Last night I had another great feed involving food harvested from the garden.
This is such a great payback of growing your own because food really does just taste so much nicer when you have grown it yourself, and have watched it first poke through the earth and then slowly develop until it is ready for eating.
This time it involved the cabbage, and a few VERY early parsnips, one pulled to check the development of the crop, and the other two pulled accidentally while weeding.

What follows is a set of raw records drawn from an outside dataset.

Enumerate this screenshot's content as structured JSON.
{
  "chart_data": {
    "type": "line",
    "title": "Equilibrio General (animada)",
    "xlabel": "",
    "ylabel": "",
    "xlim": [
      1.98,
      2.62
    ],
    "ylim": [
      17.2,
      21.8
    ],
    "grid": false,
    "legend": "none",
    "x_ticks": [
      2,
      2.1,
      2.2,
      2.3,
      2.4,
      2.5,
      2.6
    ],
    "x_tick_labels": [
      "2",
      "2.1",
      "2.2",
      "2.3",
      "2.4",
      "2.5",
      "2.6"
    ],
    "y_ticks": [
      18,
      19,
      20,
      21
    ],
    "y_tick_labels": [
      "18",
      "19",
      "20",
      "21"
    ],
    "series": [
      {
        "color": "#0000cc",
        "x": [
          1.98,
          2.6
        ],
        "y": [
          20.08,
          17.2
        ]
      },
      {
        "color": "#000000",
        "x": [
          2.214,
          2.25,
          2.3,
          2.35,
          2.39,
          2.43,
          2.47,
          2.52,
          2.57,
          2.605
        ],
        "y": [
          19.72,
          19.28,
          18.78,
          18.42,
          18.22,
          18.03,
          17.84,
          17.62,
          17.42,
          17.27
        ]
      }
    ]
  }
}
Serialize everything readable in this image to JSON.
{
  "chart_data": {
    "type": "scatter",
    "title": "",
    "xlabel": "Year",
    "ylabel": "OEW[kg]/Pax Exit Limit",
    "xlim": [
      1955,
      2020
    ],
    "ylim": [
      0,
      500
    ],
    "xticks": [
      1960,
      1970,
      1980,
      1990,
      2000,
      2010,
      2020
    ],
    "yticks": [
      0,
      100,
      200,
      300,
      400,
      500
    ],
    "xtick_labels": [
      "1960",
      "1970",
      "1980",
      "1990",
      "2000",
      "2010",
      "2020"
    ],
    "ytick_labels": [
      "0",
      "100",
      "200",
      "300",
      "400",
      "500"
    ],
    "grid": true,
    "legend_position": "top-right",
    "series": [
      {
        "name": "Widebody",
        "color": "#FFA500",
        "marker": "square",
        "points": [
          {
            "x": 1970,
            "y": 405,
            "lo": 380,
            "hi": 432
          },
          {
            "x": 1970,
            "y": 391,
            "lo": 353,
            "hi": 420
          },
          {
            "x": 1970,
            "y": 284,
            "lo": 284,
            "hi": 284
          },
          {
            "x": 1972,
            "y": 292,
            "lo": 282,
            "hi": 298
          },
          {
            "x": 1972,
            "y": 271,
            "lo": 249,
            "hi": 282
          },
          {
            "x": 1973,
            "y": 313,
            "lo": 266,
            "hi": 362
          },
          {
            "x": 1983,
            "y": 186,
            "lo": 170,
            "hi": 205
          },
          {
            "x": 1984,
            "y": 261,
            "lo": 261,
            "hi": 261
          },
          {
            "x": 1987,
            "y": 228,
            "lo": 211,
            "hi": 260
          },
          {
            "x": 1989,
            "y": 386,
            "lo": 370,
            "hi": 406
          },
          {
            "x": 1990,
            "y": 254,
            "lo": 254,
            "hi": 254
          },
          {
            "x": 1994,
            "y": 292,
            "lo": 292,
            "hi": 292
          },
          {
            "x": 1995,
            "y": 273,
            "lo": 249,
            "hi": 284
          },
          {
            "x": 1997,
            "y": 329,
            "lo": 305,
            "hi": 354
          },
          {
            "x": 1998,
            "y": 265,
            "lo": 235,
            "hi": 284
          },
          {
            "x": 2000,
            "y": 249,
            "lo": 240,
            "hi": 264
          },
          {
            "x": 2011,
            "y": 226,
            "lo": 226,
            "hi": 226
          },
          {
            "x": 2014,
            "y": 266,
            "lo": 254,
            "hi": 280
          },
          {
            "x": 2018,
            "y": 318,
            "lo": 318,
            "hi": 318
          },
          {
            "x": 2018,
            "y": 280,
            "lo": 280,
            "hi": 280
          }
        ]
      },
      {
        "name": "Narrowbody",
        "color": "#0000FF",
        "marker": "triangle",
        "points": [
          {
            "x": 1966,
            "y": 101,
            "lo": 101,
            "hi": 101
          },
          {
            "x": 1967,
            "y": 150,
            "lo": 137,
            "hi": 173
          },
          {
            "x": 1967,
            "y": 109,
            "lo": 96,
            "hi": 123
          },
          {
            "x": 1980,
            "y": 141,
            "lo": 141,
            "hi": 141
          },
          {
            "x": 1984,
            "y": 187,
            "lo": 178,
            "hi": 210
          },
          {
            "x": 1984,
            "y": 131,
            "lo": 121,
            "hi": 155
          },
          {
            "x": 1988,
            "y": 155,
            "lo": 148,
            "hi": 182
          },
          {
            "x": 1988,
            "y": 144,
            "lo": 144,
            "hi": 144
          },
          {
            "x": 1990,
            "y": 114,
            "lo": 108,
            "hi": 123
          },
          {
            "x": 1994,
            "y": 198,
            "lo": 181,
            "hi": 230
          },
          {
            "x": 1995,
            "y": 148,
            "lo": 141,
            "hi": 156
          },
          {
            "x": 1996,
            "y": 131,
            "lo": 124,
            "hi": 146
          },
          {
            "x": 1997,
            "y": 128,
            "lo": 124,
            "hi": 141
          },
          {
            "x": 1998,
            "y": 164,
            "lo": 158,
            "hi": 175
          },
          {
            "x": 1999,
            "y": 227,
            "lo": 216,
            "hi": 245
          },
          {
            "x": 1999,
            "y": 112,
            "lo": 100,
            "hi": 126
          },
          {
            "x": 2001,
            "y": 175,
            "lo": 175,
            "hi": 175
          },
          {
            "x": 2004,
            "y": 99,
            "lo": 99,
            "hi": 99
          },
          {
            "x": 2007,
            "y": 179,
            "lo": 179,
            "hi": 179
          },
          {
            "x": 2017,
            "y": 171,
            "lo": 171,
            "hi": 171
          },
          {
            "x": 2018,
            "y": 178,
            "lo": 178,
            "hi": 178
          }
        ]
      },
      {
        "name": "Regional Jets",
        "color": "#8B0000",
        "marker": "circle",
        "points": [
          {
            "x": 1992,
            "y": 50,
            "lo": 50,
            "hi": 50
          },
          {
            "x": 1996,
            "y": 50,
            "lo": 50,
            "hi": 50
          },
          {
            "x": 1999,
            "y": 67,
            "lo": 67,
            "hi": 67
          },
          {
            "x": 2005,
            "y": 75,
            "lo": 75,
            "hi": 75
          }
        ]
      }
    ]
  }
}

The Bearded Bastard selecting leaves for dinner
Lifting leaves ready for eating
A shot of the cabbage leaves mid-harvest
Reading for chopping
I have the habit of removing the tough central stalk
I decided to slice these leaves into strips, ready for the steamer (10 mins only required for these)
The (tiny tiny) parsnips, fresh out of the ground
The washed and trimmed parsnips. I cooked these for about 5 mins in the roasting tin with the potatoes and lamb joint.
DINNER!!! Cabbage bottom left (obviously) and parsnip peaking out between the yorkshire pud top right and the tatty.
Can I just say that, tiny as they were, those parsnips really REALLY packed a punch. So sweet and so tasty. I can't wait for the rest of the harvest to come in.
The cabbage was a slight disappointment, not quite as tasty as the rest of the food which I have grown. It was nice though.
Right, a slight bonus for you here. Last night myself and the girlfriend went round the outside tomatoes and chillis and counted up the current harvest (there are more flowers ready to become fruit) and I drew the following diagram, with counts of fruit per plant, and a total at the bottom.
Yes, 111 tomatoes are currently going well in the garden.
Another (final) interesting point to observe is the two plants with 27 and 9 fruits on them were both runt plants which I almost threw away and just at the last minute pushed into the earth in the herb garden. So, however small and runty your seedling may be, give it a chance. That runt is now the most productive of them all.